Taking control does not mean that it is possible to remotely intervene on the accelerator and steering but that an attacker could potentially unlock the doors, open the windows, start the car, disable the vehicle’s safety systems (Sentry mode) and more. Colombo also said he can see if a person is present in the car, start the audio system and turn on the headlights.

The young man explains that these are interventions that can create potentially dangerous situations. The precise details of the identified criticality have not been provided for security reasons. However, Colombo points out that the vulnerability does not concern Tesla’s infrastructure. The “fault”, if we want to call it that, would lie with the individual Tesla owners affected by this criticality.

The details, as mentioned, have not been revealed but the problem could concern the third-party apps that some Tesla users use for a series of functions in the absence of an official app. Obviously, the young man’s tweets soon made the rounds of the network causing a lot of discussions. Colombo then claimed to be in contact with Tesla’s security team investigating the issue.

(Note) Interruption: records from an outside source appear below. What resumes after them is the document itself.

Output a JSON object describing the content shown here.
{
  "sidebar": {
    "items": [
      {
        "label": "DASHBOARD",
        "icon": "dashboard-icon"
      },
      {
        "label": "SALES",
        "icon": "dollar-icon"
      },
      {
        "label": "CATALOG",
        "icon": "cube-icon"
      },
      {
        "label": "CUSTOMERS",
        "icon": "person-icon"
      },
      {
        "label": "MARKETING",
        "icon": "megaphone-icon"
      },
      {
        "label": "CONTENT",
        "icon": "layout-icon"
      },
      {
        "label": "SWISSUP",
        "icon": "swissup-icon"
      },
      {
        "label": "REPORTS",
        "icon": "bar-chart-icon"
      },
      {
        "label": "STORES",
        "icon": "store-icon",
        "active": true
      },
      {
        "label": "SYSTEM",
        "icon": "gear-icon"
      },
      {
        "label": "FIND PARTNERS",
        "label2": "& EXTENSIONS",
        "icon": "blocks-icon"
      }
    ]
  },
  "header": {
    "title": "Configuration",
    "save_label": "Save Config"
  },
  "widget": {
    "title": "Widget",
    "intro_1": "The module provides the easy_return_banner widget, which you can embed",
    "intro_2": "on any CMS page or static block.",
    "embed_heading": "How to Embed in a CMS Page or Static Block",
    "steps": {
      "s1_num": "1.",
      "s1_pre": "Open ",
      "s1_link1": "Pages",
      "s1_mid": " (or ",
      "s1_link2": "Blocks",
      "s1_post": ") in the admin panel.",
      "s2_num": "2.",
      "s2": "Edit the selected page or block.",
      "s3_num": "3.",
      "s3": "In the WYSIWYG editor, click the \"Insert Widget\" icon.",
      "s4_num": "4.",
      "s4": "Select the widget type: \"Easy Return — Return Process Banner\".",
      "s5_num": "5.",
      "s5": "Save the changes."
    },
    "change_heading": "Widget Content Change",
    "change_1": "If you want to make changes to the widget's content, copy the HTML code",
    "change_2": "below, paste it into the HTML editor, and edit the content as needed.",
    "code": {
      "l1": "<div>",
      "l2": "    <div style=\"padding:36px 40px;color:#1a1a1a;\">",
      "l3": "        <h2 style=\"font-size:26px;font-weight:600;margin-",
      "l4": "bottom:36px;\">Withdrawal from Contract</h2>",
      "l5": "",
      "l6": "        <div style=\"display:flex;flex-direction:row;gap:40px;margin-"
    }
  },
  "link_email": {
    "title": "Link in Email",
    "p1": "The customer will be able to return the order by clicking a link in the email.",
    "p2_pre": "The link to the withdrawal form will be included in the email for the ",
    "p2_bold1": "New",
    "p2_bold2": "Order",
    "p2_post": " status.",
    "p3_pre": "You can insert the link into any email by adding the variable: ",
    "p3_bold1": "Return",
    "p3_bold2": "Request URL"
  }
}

This fact has then rekindled the headlights on the issue of car software safety. As mentioned at the beginning, this is an area on which manufacturers will have to work a lot. An attacker who somehow remotely takes control of a car can cause major problems that can potentially put drivers and all road users at risk.

The problem, however, is not new. Even in the past, before the advent of the new “super-connected” cars, there were episodes. Think, for example, of hacking keyless systems. In any case, thanks to the spread of OTA updates, car manufacturers will be able to intervene quickly to close any security flaws.